The form has one hidden field (along with a number of other fiels) and a random code-password is generated that is sent to the user by e-mail and also stored in the mentioned table. The field name is "hidden_O".

I want to be sure that the user has read the e-mail and has noticed the code. Therefore I have created a new form where the user needs to submit the e-mail address (text_0) again (the address the mail was sent to) and also the randomly generated code (text_1). The form is linked to another table where the info should be stored only, if the code entered in text_1 field matches the one in the mkv_chronoforms_WEBkuulutused hidden_0 field.

If the code is entered incorrectly, the user gets an error message and the data will not be submited. If it is correct, then the form will be submitted.

I am not a programmer and I have managed to create all forms (including the random generated code) by the help of this forum. I have gone through most of the posts about validation but cant get this to work.

Tried the following code that I found in one of the posts to add to the server-side validation box but nothing happens.

<?php
$hidden_0 = JRequest::getVar('text_0', '', 'post');

$db =& JFactory::getDBO();
$query = "
  SELECT count(*)
    FROM `#mkv_chronoforms_WEBkuulutused`
    WHERE `hidden_0` = ".$db->Quote($hidden_0)." ;
";
$db->setQuery($query);
if ( $db->loadResult()) {
  return "Error message";
}
?>

Anyway, this code should prevent from submitting the form if the field entered matches one of the fields in the database but I want to do the exact opposite. I only want the data in a table if the user has gotten the e-mail, has noticed the random-code that was sent and has validated this by entering the code to the new form correctly.

What am I doing wrong?

Hi upriidu,

The logic of that looks fine - the only line that looks odd is this one

FROM `#mkv_chronoforms_WEBkuulutused`

I don't think that you need the # in there. It should either be

FROM `mkv_chronoforms_WEBkuulutused`

or

FROM `#__chronoforms_WEBkuulutused`

as Joomla will replace #_ with the table prefix for your site whichis usually 'jos' but for you appears to be 'mkv'.

Bob

Yes thanks, it works. But how do I turn it around? This provides an error message, if the value is in the table but I need to display an error message if the text_0 value is not in the database (make it work like sort of a password).

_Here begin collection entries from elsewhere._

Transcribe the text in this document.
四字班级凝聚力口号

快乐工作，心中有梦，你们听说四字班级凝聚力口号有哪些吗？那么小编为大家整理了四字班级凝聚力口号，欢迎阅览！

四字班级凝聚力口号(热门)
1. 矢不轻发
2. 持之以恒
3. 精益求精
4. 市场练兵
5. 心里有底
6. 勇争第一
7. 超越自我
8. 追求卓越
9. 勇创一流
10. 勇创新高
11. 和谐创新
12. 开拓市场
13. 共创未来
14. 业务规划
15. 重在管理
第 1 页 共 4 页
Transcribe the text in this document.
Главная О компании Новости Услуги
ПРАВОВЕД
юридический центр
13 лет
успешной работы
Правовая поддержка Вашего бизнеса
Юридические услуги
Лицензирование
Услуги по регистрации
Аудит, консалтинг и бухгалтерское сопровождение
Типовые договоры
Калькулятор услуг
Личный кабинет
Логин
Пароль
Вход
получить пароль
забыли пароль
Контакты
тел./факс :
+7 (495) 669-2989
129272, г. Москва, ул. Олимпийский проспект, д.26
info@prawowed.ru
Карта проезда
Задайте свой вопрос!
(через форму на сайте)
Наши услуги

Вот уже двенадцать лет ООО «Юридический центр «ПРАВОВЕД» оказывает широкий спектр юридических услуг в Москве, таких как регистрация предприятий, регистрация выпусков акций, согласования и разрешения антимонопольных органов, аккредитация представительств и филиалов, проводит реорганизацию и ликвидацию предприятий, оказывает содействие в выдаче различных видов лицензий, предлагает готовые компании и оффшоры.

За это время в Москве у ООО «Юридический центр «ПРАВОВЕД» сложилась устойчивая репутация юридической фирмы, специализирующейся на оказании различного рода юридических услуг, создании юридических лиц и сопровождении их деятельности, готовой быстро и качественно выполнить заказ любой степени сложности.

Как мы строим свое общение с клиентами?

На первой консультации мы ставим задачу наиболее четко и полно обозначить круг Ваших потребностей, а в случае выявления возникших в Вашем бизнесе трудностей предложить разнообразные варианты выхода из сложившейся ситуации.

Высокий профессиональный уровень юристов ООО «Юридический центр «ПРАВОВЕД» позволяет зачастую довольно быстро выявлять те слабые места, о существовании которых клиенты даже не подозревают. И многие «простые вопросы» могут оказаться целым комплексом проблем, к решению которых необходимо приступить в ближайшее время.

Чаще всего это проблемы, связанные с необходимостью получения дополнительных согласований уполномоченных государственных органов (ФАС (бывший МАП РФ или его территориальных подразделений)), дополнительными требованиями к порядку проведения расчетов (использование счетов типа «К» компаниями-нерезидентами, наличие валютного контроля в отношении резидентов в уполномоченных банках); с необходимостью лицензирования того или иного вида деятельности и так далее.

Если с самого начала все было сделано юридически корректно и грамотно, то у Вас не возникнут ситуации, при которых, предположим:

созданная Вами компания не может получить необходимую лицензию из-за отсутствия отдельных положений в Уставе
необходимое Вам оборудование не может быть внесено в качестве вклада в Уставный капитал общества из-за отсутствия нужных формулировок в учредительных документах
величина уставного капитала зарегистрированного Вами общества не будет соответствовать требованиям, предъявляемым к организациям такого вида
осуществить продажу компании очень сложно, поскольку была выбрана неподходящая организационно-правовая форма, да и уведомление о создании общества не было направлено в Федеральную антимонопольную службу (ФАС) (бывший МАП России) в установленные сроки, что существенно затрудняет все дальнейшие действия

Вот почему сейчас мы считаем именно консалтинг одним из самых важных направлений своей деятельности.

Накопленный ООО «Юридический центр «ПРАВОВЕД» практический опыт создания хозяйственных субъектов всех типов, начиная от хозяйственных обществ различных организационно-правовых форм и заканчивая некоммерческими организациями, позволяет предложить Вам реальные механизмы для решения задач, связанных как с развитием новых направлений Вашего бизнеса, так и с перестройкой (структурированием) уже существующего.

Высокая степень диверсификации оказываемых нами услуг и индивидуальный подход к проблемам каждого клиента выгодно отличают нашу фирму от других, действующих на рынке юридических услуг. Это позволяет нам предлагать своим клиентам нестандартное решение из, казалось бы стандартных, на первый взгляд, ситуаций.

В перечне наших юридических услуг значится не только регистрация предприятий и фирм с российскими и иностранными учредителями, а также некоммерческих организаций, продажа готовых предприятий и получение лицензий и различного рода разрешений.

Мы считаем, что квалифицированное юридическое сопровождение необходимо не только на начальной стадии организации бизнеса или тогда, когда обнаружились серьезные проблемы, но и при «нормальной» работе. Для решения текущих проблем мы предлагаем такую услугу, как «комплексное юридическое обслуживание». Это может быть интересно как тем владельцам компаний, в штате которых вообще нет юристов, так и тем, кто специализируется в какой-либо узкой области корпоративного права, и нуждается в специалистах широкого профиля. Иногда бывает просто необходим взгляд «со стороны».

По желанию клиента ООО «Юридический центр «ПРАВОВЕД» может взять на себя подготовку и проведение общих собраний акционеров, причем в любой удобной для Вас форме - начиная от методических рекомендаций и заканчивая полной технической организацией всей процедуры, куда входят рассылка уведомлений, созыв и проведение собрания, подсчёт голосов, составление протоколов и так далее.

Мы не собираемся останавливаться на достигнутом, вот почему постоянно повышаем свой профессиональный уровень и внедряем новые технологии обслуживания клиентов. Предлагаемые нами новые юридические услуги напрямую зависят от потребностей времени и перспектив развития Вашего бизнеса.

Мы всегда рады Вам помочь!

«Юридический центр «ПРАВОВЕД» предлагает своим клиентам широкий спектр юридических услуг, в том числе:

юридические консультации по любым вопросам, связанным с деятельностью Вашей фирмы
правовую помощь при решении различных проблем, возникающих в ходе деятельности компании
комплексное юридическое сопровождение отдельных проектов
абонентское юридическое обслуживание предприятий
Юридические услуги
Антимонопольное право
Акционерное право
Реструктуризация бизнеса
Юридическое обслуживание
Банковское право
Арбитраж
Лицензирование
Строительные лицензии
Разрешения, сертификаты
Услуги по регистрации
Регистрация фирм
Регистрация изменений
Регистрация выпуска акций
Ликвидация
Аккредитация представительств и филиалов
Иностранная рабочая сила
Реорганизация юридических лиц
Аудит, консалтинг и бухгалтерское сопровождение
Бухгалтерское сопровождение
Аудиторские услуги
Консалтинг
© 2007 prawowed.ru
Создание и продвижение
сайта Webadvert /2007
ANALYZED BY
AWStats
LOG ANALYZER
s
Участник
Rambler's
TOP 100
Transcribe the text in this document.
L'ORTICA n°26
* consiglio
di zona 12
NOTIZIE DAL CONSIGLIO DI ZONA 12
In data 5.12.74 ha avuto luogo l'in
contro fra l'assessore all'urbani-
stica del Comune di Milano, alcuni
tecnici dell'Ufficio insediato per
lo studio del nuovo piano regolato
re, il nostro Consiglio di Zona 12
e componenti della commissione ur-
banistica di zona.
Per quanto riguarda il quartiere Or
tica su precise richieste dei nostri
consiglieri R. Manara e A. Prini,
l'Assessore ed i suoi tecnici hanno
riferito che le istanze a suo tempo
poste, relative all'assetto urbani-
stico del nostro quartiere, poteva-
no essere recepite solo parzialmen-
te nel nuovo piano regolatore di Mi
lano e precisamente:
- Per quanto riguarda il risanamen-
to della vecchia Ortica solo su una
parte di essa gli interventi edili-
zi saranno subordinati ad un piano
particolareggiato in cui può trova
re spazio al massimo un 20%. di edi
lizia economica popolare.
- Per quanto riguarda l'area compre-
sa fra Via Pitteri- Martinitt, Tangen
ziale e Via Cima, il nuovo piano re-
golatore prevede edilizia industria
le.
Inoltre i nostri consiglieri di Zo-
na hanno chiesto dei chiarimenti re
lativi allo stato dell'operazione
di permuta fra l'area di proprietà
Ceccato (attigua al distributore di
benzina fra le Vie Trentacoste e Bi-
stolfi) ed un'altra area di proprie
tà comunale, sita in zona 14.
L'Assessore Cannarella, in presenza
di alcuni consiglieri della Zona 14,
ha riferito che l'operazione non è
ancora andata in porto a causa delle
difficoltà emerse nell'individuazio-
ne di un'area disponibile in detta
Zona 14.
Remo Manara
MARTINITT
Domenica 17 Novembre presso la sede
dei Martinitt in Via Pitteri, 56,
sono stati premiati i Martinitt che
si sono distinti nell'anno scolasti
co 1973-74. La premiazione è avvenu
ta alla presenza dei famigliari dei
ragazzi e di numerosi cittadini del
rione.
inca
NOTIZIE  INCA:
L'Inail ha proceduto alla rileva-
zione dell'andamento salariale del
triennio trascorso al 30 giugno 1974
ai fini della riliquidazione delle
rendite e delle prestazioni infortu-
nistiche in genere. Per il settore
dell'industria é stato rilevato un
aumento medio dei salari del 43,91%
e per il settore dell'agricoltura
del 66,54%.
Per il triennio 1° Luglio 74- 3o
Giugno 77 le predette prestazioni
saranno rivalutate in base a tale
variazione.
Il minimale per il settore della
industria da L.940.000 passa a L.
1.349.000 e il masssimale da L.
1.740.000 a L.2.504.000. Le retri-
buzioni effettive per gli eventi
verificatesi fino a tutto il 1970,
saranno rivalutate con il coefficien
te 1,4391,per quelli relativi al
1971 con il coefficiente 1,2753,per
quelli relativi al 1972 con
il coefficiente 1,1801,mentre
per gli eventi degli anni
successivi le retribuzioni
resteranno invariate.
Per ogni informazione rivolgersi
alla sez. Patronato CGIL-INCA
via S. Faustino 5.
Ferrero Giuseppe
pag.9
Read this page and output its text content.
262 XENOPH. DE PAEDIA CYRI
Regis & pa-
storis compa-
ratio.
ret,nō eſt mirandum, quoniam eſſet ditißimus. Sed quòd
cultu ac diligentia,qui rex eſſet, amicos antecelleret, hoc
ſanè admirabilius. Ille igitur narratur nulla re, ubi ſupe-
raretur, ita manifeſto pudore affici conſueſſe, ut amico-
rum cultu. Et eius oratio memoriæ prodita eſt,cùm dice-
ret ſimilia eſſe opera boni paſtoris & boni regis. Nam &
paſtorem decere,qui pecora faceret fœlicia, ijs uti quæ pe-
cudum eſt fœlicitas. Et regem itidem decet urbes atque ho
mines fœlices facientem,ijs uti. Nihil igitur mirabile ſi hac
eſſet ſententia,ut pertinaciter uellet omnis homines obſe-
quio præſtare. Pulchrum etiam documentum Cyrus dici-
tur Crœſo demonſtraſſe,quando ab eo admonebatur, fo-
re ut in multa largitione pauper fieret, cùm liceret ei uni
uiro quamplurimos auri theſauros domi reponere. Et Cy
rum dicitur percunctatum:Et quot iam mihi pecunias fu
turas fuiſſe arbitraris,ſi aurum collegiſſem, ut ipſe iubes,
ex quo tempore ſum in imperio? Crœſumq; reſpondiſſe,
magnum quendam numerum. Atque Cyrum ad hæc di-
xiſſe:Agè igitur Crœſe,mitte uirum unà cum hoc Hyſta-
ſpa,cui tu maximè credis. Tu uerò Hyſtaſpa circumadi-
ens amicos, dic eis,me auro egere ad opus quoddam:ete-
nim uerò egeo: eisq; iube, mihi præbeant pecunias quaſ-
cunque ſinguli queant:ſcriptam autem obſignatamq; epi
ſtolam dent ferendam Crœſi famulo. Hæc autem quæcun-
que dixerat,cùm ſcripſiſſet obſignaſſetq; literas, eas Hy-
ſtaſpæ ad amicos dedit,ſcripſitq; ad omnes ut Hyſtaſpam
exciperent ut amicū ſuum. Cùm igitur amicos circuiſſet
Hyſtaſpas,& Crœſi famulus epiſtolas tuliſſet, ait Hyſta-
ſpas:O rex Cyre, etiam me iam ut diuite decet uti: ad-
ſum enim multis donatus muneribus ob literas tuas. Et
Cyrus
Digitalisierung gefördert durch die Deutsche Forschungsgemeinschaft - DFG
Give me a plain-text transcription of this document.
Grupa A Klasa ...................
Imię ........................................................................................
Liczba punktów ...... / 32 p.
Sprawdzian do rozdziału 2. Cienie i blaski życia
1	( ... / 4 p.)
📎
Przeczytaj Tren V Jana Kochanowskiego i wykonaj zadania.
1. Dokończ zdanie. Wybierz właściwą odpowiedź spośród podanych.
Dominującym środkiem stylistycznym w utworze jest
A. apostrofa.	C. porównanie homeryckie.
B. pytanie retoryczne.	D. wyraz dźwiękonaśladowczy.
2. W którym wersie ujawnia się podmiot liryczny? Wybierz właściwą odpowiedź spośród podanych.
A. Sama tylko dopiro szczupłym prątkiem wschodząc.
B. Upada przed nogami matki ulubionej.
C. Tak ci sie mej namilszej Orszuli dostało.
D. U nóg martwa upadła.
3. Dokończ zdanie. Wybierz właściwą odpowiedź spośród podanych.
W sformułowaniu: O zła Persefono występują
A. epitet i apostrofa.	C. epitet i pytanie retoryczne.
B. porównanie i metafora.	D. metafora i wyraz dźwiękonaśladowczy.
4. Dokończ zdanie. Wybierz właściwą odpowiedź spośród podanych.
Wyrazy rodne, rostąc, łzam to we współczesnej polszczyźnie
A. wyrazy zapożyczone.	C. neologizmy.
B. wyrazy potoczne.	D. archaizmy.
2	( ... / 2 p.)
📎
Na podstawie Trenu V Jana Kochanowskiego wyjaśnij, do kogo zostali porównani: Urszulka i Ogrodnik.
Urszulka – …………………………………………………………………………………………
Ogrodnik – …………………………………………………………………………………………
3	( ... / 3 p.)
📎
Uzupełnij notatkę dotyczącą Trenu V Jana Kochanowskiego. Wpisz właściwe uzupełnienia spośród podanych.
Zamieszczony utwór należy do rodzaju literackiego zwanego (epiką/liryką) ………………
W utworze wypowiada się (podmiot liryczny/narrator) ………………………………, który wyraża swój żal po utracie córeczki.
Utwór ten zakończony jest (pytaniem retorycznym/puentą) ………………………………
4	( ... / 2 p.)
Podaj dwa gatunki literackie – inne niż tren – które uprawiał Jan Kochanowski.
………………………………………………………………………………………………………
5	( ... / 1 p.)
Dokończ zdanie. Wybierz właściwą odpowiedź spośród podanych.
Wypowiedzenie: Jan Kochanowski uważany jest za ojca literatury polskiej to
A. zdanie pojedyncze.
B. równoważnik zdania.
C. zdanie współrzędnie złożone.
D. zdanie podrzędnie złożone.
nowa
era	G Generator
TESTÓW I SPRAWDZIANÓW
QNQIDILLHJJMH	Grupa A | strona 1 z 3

Is it possible to make it a little bit more complicated? So that it would validate three fields according to the cf_id and related email_field and hidden_0 field.

The mkv_chronoforms_WEBkuulutused is a table of submitted ads and the cf_id is mailed to the user after submitting. Now if the user wants to make changes in the ad, he/she has to send a request to the administrator by filing in a new form. The new form has four fields, asking for ad/user id or the (text_0 in new from, cf_id in WEBkuulutused), e-mail (text_1; email_field in WEBkuulutused) and for the random code that was sent (text_2; hidden_0 in WEBkuulutused) and other text-info fields.

Now I want to submit all that info only if all info fields match that of WEBkuulutused table, related to the row of cf_ID.

If text_0 does not = a value in WEBkuulutused cf_ID provide an error message (user with this ID does not exist).
if text_0 = a value in WEBkuulutused cf_id, validate that the text_1 matches the value in WEBkuulutused email_field and text_2 the hidden_0 value. If the info is entere in correctly, show an error message (the e-mail code do not match to the user), otherwise sumbit the info to the new table.

I tried the following code right now and it works, only vice versa. If the above can be done, maybe you can help with the code:

<?php
$cf_id = JRequest::getVar('text_0', '', 'post');

$db =& JFactory::getDBO();
$query = "
  SELECT count(*)
    FROM `mkv_chronoforms_WEBkuulutused`
    WHERE `cf_id` = ".$db->Quote($cf_id)." ;
";
$db->setQuery($query);
if ( $db->loadResult()) {
  return "Error message";
}
?>

Again, thanks a lot.

Hi upriidu,

I tried to follow but I can't understand this phrase :

I only want the data in a table if the user has gotten the e-mail, has noticed the random-code that was sent and has validated this by entering the code to the new form correctly.

maybe because I have a bit of headache ? or can you make it clearer for me ? maybe I will have some ideas!🙂

Regards,
Max

Hi,
That would be easily achieved by simply prefixing the conditional with a not operator (!).

That is, change this:

if ( $db->loadResult()) {

into this:

if ( ! $db->loadResult()) {

/Fredrik